4. Under the Materialmen’s Act, if suit on a contractor’s bond be not brought by the United States "within six months from the completion and final settlement" of the contract, suit by any person who supplied labor or materials, etc., may be brought in the name of the United States, "within one year after the performance and final settlement of the contract," but not later. Held that allegations in the use plaintiff’s declaration and in intervening petitions that the contract was "completed and final settlement had" on a date specified, more than six months, but within a year, before institution of the suit, were not mere conclusions of law, but allegations of fact. P. 358.
5 Amendments in such a suit which do not set up a new cause of action, but merely supplement the defective statement of previously existing rights, relate back, and may be filed after expiration of the year following final settlement. So held where the amendments brought in a supplementary contract amending, but not otherwise affecting, the original construction contract. P. 359.
6. The strict letter of an Act must yield to its evident spirit and purpose when this is necessary to effectuate the intent, and unjust or absurd consequences are to be avoided if possible. P. 359.
7. The Materialmen’s Act provides that, where suit is instituted by a creditor or creditors, only one action shall be brought, which must be within one year from " performance and final settlement" of the contract, and any creditor may file his claim and be made a party within one year from the completion of the "work" under the contract, and not later. Held, in view of the remedial purpose of the Act and the liberal construction called for, that intervening claimants, like original plaintiffs, have one year from final settlement. P. 360.
8. Amendments held germane to causes of action originally alleged. P. 362.

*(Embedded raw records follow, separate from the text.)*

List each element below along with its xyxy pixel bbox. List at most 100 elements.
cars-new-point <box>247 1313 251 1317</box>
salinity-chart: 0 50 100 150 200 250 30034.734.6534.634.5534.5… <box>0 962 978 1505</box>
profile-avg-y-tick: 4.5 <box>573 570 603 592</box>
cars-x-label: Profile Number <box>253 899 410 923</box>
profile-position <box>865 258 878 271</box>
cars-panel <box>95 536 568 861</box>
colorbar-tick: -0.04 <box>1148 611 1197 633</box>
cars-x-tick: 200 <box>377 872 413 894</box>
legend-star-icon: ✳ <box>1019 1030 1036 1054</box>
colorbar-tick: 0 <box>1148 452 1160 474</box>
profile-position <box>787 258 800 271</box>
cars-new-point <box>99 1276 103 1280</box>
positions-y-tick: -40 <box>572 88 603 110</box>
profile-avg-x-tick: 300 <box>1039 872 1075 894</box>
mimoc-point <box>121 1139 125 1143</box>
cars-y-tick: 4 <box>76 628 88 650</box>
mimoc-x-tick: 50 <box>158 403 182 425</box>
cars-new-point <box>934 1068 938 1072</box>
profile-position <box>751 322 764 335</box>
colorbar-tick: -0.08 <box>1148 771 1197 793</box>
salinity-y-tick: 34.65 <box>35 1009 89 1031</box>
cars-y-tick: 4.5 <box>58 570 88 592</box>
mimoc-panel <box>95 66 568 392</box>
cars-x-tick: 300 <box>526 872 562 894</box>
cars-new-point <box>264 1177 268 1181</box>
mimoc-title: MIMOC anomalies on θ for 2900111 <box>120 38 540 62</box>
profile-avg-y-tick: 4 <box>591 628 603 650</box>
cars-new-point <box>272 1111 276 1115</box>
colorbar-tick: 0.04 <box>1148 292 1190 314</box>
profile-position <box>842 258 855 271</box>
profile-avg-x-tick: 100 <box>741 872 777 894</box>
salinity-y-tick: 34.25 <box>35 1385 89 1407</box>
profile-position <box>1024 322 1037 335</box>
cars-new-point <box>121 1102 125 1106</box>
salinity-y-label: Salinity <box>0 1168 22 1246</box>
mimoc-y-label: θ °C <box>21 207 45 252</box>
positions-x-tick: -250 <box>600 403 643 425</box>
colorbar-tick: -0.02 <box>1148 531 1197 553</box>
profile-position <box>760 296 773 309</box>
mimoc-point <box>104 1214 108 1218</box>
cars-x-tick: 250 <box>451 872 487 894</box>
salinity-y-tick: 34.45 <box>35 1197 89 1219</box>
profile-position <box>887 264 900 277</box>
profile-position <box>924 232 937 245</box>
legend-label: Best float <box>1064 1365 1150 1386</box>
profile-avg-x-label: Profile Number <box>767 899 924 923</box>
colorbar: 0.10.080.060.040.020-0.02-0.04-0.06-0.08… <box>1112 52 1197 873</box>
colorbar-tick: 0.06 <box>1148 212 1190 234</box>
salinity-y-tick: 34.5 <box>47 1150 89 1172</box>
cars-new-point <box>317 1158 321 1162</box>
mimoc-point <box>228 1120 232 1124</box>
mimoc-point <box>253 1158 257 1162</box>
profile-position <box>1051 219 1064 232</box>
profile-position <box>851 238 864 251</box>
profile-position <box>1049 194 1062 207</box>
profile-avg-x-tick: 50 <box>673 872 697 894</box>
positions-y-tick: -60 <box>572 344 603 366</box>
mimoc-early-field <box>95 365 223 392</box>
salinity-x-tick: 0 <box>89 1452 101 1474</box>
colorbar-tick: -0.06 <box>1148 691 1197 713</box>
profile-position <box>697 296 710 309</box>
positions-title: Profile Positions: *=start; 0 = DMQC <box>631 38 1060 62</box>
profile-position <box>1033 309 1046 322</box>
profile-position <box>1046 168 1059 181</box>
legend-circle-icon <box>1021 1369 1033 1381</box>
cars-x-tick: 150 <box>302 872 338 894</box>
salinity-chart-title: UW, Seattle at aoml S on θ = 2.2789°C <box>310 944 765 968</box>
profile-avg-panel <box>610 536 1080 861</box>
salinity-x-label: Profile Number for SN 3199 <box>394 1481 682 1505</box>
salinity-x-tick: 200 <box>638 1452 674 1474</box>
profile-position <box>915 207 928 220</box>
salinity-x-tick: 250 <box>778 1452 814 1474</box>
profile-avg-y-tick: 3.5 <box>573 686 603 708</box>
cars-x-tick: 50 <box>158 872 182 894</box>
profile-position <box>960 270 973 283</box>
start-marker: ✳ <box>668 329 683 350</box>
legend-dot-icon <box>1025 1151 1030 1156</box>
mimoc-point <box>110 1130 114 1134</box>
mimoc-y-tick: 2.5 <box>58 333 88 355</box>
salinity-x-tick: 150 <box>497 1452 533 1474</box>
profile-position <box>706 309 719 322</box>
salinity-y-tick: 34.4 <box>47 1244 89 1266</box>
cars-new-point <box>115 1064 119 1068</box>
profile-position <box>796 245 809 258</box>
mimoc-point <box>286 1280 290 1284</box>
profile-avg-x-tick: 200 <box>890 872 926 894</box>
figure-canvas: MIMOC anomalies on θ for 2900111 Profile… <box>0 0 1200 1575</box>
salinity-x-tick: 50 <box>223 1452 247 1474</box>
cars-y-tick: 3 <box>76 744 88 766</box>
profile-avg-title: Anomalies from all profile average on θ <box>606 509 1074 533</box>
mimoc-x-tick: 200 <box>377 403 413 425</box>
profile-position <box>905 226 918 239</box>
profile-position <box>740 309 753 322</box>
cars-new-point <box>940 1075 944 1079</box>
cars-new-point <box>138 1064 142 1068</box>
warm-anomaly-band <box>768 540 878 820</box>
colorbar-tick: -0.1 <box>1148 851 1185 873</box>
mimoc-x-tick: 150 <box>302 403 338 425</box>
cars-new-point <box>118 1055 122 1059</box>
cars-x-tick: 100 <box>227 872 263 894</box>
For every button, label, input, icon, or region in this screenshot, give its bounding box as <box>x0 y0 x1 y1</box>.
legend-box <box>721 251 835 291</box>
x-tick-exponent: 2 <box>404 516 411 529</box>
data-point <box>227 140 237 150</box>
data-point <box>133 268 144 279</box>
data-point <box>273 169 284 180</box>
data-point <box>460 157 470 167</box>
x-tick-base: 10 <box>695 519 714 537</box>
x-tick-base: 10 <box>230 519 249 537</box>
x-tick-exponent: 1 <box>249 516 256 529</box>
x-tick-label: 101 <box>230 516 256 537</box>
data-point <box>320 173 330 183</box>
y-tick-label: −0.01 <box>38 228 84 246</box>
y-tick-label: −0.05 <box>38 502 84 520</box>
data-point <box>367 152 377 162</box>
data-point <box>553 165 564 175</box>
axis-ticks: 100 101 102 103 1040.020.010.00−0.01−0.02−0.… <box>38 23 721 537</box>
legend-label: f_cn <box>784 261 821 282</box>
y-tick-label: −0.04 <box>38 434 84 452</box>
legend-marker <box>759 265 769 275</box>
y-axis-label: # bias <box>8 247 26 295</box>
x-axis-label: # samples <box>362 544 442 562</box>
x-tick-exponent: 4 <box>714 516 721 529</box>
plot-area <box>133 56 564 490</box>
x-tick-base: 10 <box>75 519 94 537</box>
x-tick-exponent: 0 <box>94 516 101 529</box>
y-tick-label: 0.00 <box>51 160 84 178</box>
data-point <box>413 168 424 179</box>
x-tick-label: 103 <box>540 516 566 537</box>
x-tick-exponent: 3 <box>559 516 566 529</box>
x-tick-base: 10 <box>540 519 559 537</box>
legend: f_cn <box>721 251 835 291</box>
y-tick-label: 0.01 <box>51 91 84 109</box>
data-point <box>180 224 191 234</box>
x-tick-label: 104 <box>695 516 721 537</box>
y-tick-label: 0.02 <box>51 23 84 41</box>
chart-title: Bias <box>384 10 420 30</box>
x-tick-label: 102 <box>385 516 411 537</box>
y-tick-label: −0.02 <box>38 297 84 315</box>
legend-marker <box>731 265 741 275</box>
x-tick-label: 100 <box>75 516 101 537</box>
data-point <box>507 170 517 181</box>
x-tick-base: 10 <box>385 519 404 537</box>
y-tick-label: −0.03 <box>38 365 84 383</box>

9. A judgment of the district court may validly be entered at a term following that in which the case was heard and taken under advisement. P. 363.
298 F. 330 affirmed.
Error to a judgment of the circuit court of appeals which affirmed a judgment of the district court (298 F. 320) recovered by the plaintiffs and intervening claimants, in a suit against a contractor and surety, under the federal Materialmen’s Act.